3
votes

The question is a matter of which should come first: a) the clustering or b) the dimensionality reduction algorithm? In other words, can I apply a pseudo (as it is not really) dimensionality reduction method like t-SNE and then use a clustering algorithm to extract clusters or should the clustering be performed on the original high-dimensional space and be used to just color the nodes? Is the following code a good way to start or am I completely mistaken?

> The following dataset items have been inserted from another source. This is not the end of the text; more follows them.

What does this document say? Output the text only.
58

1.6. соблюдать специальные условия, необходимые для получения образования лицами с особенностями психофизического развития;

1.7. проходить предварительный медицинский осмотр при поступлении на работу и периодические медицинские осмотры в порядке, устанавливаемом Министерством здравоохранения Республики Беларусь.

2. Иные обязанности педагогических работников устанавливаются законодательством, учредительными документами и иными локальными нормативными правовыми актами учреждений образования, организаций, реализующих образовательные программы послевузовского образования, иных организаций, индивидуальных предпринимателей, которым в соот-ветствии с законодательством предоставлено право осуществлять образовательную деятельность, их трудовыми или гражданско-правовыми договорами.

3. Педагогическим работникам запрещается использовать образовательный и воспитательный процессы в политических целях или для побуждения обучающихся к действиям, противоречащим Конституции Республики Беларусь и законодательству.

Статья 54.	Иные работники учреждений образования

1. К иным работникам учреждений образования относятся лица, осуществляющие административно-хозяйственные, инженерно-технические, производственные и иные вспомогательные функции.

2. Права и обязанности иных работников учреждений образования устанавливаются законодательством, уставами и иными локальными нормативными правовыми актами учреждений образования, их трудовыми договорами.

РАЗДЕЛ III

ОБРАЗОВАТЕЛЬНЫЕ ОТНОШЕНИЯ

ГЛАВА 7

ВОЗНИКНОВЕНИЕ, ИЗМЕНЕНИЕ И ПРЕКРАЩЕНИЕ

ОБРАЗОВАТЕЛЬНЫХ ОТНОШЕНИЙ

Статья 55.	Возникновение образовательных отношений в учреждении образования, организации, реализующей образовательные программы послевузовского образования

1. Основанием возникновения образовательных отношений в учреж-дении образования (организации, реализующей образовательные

adjMat = g.get_adjacency(attribute='weight') #get the adjacency matrix from a really large graph
adjMat = np.array(adjMat.data)
adjMat = adjMat.T #use the incoming interaction vectors 
#initiate the t-SNE algorithm
tsne = manifold.TSNE() #set dimensionality reduction algorithm
manifoldCoords = tsne.fit_transform(adjMat) 
#initiate clustering algorithm
clusteralgorithm = clusterAlgs.KMeans() #set clustering algorithm
linear_clusters = clusteralgorithm.fit_predict(manifoldCoords) #extract clusters
2

2 Answers

3
votes

It is always better to perform dimensionality reduction and then clustering.

The reason behind this is that distance in high dimensional space behave in a strange way. Another interesting phenomenon is that the ratio between the nearest and farthest points approaches 1.

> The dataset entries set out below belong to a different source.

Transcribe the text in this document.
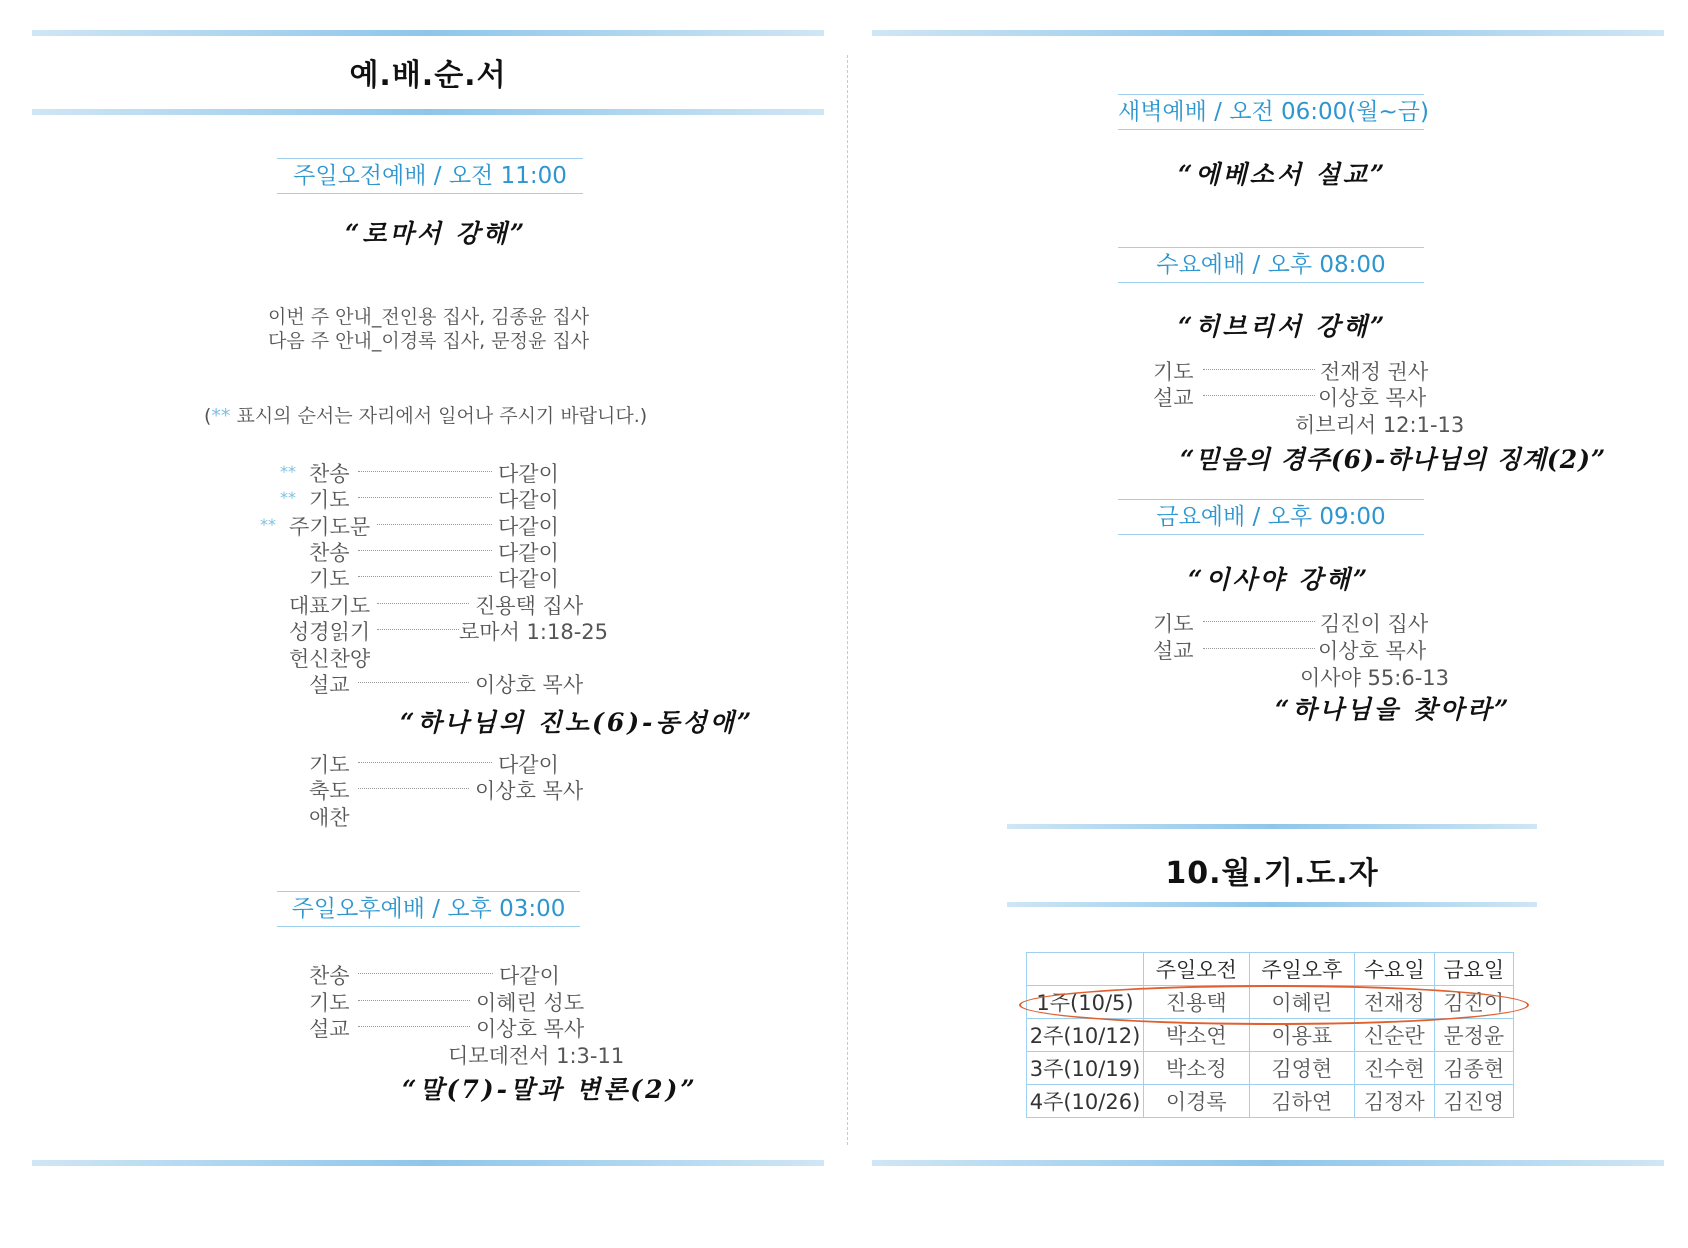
예.배.순.서
주일오전예배 / 오전 11:00
“로마서 강해”
이번 주 안내_전인용 집사, 김종윤 집사
다음 주 안내_이경록 집사, 문정윤 집사
(** 표시의 순서는 자리에서 일어나 주시기 바랍니다.)
** 찬송	다같이
** 기도	다같이
** 주기도문	다같이
찬송	다같이
기도	다같이
대표기도	진용택 집사
성경읽기	로마서 1:18-25
헌신찬양
설교	이상호 목사
“하나님의 진노(6)-동성애”
기도	다같이
축도	이상호 목사
애찬
주일오후예배 / 오후 03:00
찬송	다같이
기도	이혜린 성도
설교	이상호 목사
디모데전서 1:3-11
“말(7)-말과 변론(2)”
새벽예배 / 오전 06:00(월~금)
“에베소서 설교”
수요예배 / 오후 08:00
“히브리서 강해”
기도	전재정 권사
설교	이상호 목사
히브리서 12:1-13
“믿음의 경주(6)-하나님의 징계(2)”
금요예배 / 오후 09:00
“이사야 강해”
기도	김진이 집사
설교	이상호 목사
이사야 55:6-13
“하나님을 찾아라”
10.월.기.도.자
	주일오전	주일오후	수요일	금요일
1주(10/5)	진용택	이혜린	전재정	김진이
2주(10/12)	박소연	이용표	신순란	문정윤
3주(10/19)	박소정	김영현	진수현	김종현
4주(10/26)	이경록	김하연	김정자	김진영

I suggest you to read this question and although it asks about Euclidean distance, you can find many interesting information in general.

2
votes

It is very common to first reduce the dimensionality, then cluster. Simply because clustering high-dimensional data is hard, and dimensionality reduction makes it quite a bit more "tractable".

As long as you don't forget that clustering is inherently unreliable (so don't trust the results, but study them) you should be fine.